Quais as acusações feitas à Presidente? Estas:
- Atos
contra a probidade na administração;
- Atos
contra a lei orçamentária;
- Atos
contra o cumprimento das leis e das decisões judiciais;
- Crime
contra a guarda e legal emprego dos dinheiros públicos.
O que serviu de base? As chamadas ‘pedaladas fiscais’, por
questões legais as do ano de 2015 (relativas ao novo mandato da Presidente). Qual
o seu enquadramento?
A origem do uso desproporcionado e doloso das ‘pedaladas
fiscais’ está na utilização dos dinheiros públicos para manter uma aparência de
desenvolvimento, sustentar artificialmente uma série de empresas,
universidades, enfim, de lucros e uma ‘nova classe média’ que, por ter sido
criada e sustentada artificialmente, com o avolumar da crise internacional estava a ser de novo proletarizada.
Portanto, ainda não se julga a corrupção ativa mantida com
fundos da Petrobrás e outros, mas o uso indevido dos fundos públicos para
manter uma aparência de desenvolvimento, o que os foi literalmente derretendo e
colocando o país numa situação economicamente catastrófica e politicamente
insustentável a médio prazo.
A gravidade moral da atuação de Dilma, no julgamento
popular, avoluma-se pelo facto de ela ter abusado desses recursos para poder
fazer a última campanha presidencial sem ter de assumir os erros do PT, ou do
governo liderado pelo PT. Avoluma-se ainda pela sucessão de escândalos de
corrupção envolvendo, entre outras, altas e respeitadas figuras do PT, como o
próprio ex-presidente Lula da Silva. Todo o Partido dos Trabalhadores e a
cúpula governativa se viram denunciados e revelou-se ao Brasil um descaminho em
várias direções que rapidamente conduziria o país à bancarrota, ao descrédito e,
portanto, à miséria generalizada.
A reação do PT e da Presidente foi a pior possível, mas
típica da autoproclamada ‘esquerda do século XXI’. Num procedimento
característico do tempo dos coronéis, partidarizaram uma questão judicial e começaram a
falar em golpe para, no fundo, impedirem que o processo continuasse o seu
caminho constitucional, ou seja, legal. A ideia é levar a um golpe, sim, mas
que obstrua o caminho da justiça e o caminho da democracia e condicione, de
novo, aos políticos e à pressão partidária a atuação dos juristas. Ainda no
mesmo sentido se inscrevem as última declarações de Dilma contra os ministros
do STF que, muito justamente e fundadamente, mostraram que não havia nenhum
golpe.
A contra-campanha do PT, rentabilizando a sua poderosa máquina de propaganda, confundiu muita gente boa.
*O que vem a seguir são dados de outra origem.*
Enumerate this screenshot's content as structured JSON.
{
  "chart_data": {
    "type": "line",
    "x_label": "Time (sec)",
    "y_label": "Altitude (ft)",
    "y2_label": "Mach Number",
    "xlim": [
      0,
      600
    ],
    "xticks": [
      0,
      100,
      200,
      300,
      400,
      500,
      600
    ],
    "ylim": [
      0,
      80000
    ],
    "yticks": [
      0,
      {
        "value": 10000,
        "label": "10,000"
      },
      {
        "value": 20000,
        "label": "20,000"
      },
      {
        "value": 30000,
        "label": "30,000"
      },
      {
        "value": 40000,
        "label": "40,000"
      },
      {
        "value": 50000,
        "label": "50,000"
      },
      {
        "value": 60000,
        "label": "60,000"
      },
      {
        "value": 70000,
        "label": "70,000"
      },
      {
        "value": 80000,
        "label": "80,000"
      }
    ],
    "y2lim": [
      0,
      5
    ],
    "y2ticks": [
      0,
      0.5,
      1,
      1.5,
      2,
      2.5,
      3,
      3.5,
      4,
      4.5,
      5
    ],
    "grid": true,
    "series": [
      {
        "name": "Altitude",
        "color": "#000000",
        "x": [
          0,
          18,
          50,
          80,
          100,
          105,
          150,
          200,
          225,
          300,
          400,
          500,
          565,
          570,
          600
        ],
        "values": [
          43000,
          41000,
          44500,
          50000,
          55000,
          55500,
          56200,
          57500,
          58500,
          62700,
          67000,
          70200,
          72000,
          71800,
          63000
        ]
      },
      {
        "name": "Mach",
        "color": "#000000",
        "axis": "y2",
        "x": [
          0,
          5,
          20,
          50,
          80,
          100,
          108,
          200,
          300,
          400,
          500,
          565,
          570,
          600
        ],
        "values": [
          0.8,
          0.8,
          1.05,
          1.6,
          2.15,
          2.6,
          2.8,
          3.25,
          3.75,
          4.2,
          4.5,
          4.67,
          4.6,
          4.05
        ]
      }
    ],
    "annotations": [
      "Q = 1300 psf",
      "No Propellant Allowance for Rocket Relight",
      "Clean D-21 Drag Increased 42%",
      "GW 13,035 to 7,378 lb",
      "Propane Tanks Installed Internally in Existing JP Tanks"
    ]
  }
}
Mas o que, nesta guerra entre Justiça e Executivo, está a
acontecer no Brasil é o que muitos de nós gostaríamos que sucedesse nos nossos
países: a população protestando contra a má gestão (mais ou menos dolosa, agora
importa que seja danosa) e a Justiça atuando em conformidade.
Os políticos
precisam, sim, de ser julgados pela sua “probidade na administração”, pelo seu
desrespeito pela “lei orçamentária”, por tentarem na prática impedir o cumprimento
“das leis e das decisões judiciais” (ou seja: da atuação do Legislativo e do
Judicial) e por “crime contra a guarda e legal emprego dos dinheiros públicos”.
Quantos povos, intelectuais, mesmo políticos não gostariam
de ver isso nos seus países, ou seja: a responsabilização dos governantes pela
sua atuação?
É preciso deixar a Justiça fazer o seu caminho, agora dentro
do campo do Legislativo, que tem de ser chamado a pronunciar-se, de acordo com a
Constituição. Essa mesma Justiça, continuando como está a proceder agora, se
encarregará de outros políticos corruptos, que não hesitou em acusar e com os
quais não pactuou (ao menos por enquanto) por mais que lhe desse jeito (caso de Eduardo Cunha, que continua acusado e, por isso, se verá impedido de exercer a Presidência, consequentemente a Vice-presidência).
Dê-se à Justiça a possibilidade
de agir e, se ela também se corromper, então resta-nos apenas o que tanto
procurámos evitar ao longo destes anos: a lei do mais forte, resumida na famosa
trilogia “quero, posso e mando” - e no respetivo corolário: “se te pões no caminho
esmago-te, demónio, não te queixes depois”.